The classic global macro set-up of a structural imbalance and an option like pay-off was also successfully used by another contrarian, Hugh Hendry. Hendry shares with Kyle Bass a wariness of fiat currencies, but his pay off in 2011 came from sharing the trait of patience. The manager of the Eclectica Fund had pointed out some problems with the phenomena of Chinese growth in 2008, and in 2010 he began last year to short highly-cyclical Japanese corporate credits with high exposure to Chinese demand. The Eclectica Fund was up over 12% for the year by early December of last year.


4. King Quants Come Back – several of the hedge fund industry leaders made money for their investors applying quantitative techniques to markets, but the crowns of these kings of the algorithms have been tarnished by the aftermath of the quant shock of August 2007. The archetype has been the Goldman Sachs Global Alpha fund.
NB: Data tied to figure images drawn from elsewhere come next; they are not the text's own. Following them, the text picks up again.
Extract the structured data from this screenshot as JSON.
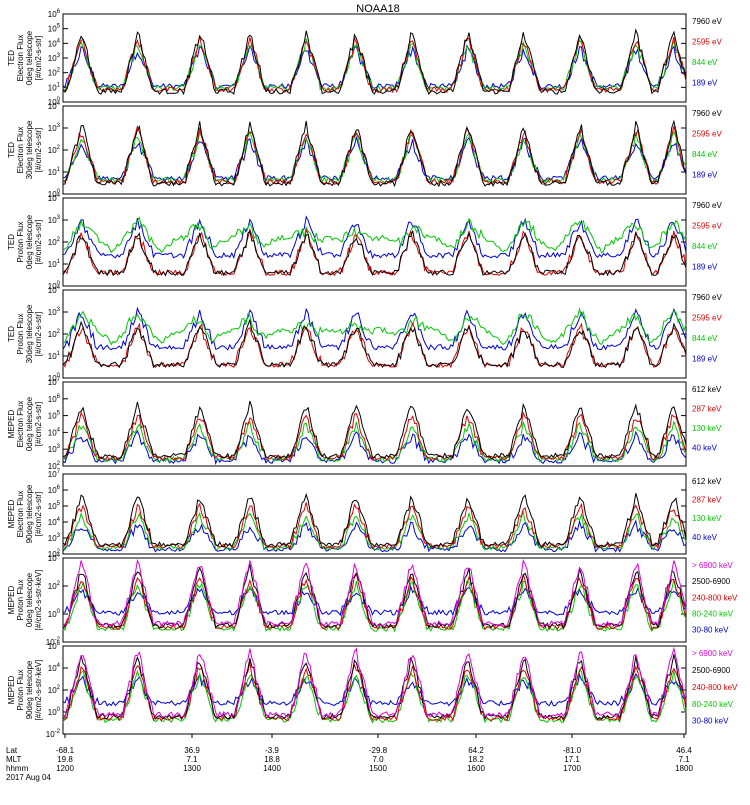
{
  "chart_data": {
    "type": "line",
    "title": "NOAA18",
    "date_label": "2017 Aug 04",
    "x_rows": [
      {
        "label": "Lat",
        "values": [
          "-68.1",
          "36.9",
          "-3.9",
          "-29.8",
          "64.2",
          "-81.0",
          "46.4"
        ]
      },
      {
        "label": "MLT",
        "values": [
          "19.8",
          "7.1",
          "18.8",
          "7.0",
          "18.2",
          "17.1",
          "7.1"
        ]
      },
      {
        "label": "hhmm",
        "values": [
          "1200",
          "1300",
          "1400",
          "1500",
          "1600",
          "1700",
          "1800"
        ]
      }
    ],
    "panels": [
      {
        "ylabel": [
          "TED",
          "Electron Flux",
          "0deg telescope",
          "[#/cm2-s-str]"
        ],
        "ytick_labels": [
          "10^0",
          "10^1",
          "10^2",
          "10^3",
          "10^4",
          "10^5",
          "10^6"
        ],
        "series": [
          {
            "name": "7960 eV",
            "color": "#000000"
          },
          {
            "name": "2595 eV",
            "color": "#e00000"
          },
          {
            "name": "844 eV",
            "color": "#00c800"
          },
          {
            "name": "189 eV",
            "color": "#0000dd"
          }
        ]
      },
      {
        "ylabel": [
          "TED",
          "Electron Flux",
          "30deg telescope",
          "[#/cm2-s-str]"
        ],
        "ytick_labels": [
          "10^0",
          "10^1",
          "10^2",
          "10^3",
          "10^4"
        ],
        "series": [
          {
            "name": "7960 eV",
            "color": "#000000"
          },
          {
            "name": "2595 eV",
            "color": "#e00000"
          },
          {
            "name": "844 eV",
            "color": "#00c800"
          },
          {
            "name": "189 eV",
            "color": "#0000dd"
          }
        ]
      },
      {
        "ylabel": [
          "TED",
          "Proton Flux",
          "0deg telescope",
          "[#/cm2-s-str]"
        ],
        "ytick_labels": [
          "10^0",
          "10^1",
          "10^2",
          "10^3",
          "10^4"
        ],
        "series": [
          {
            "name": "7960 eV",
            "color": "#000000"
          },
          {
            "name": "2595 eV",
            "color": "#e00000"
          },
          {
            "name": "844 eV",
            "color": "#00c800"
          },
          {
            "name": "189 eV",
            "color": "#0000dd"
          }
        ]
      },
      {
        "ylabel": [
          "TED",
          "Proton Flux",
          "30deg telescope",
          "[#/cm2-s-str]"
        ],
        "ytick_labels": [
          "10^0",
          "10^1",
          "10^2",
          "10^3",
          "10^4"
        ],
        "series": [
          {
            "name": "7960 eV",
            "color": "#000000"
          },
          {
            "name": "2595 eV",
            "color": "#e00000"
          },
          {
            "name": "844 eV",
            "color": "#00c800"
          },
          {
            "name": "189 eV",
            "color": "#0000dd"
          }
        ]
      },
      {
        "ylabel": [
          "MEPED",
          "Electron Flux",
          "0deg telescope",
          "[#/cm2-s-str]"
        ],
        "ytick_labels": [
          "10^2",
          "10^3",
          "10^4",
          "10^5",
          "10^6",
          "10^7"
        ],
        "series": [
          {
            "name": "612 keV",
            "color": "#000000"
          },
          {
            "name": "287 keV",
            "color": "#e00000"
          },
          {
            "name": "130 keV",
            "color": "#00c800"
          },
          {
            "name": "40 keV",
            "color": "#0000dd"
          }
        ]
      },
      {
        "ylabel": [
          "MEPED",
          "Electron Flux",
          "90deg telescope",
          "[#/cm2-s-str]"
        ],
        "ytick_labels": [
          "10^2",
          "10^3",
          "10^4",
          "10^5",
          "10^6",
          "10^7"
        ],
        "series": [
          {
            "name": "612 keV",
            "color": "#000000"
          },
          {
            "name": "287 keV",
            "color": "#e00000"
          },
          {
            "name": "130 keV",
            "color": "#00c800"
          },
          {
            "name": "40 keV",
            "color": "#0000dd"
          }
        ]
      },
      {
        "ylabel": [
          "MEPED",
          "Proton Flux",
          "0deg telescope",
          "[#/cm2-s-str-keV]"
        ],
        "ytick_labels": [
          "10^-2",
          "10^0",
          "10^2",
          "10^4"
        ],
        "series": [
          {
            "name": "> 6900 keV",
            "color": "#dd00dd"
          },
          {
            "name": "2500-6900",
            "color": "#000000"
          },
          {
            "name": "240-800 keV",
            "color": "#e00000"
          },
          {
            "name": "80-240 keV",
            "color": "#00c800"
          },
          {
            "name": "30-80 keV",
            "color": "#0000dd"
          }
        ]
      },
      {
        "ylabel": [
          "MEPED",
          "Proton Flux",
          "90deg telescope",
          "[#/cm2-s-str-keV]"
        ],
        "ytick_labels": [
          "10^-2",
          "10^0",
          "10^2",
          "10^4",
          "10^6"
        ],
        "series": [
          {
            "name": "> 6900 keV",
            "color": "#dd00dd"
          },
          {
            "name": "2500-6900",
            "color": "#000000"
          },
          {
            "name": "240-800 keV",
            "color": "#e00000"
          },
          {
            "name": "80-240 keV",
            "color": "#00c800"
          },
          {
            "name": "30-80 keV",
            "color": "#0000dd"
          }
        ]
      }
    ]
  }
}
The two founders of the research process behind the product, Mark Carhart and Raymond Iwanowski, left Goldmans in 2009, and the fund itself was closed in the fourth quarter of 2011.

But not every quant outfit has followed a route of inexorable decline. It was commented here last year that Renaissance Technologies Corporation, founded by Jim Simons, was back on form, and the Renaissance flowering was sustained into 2011. The Renaissance Institutional Equities Fund International Series B was up 32.47% through the end of November 2011.

The quant turnaround of 2011 was D.E. Shaw & Company. The firm had had a rough time post credit crunch. Asset growth is a function of returns, and returns for 2011 were excellent at D.E. Shaw & Co: the firm’s multi-strategy Oculus fund was up 18.3% for 2011 (through the end of November), and the flagship Composite Fund was up 3.8% over the same period. AUM at D.E. Shaw went from $14bn at the end of 2010 to $16.5bn in the 4Q of 2011.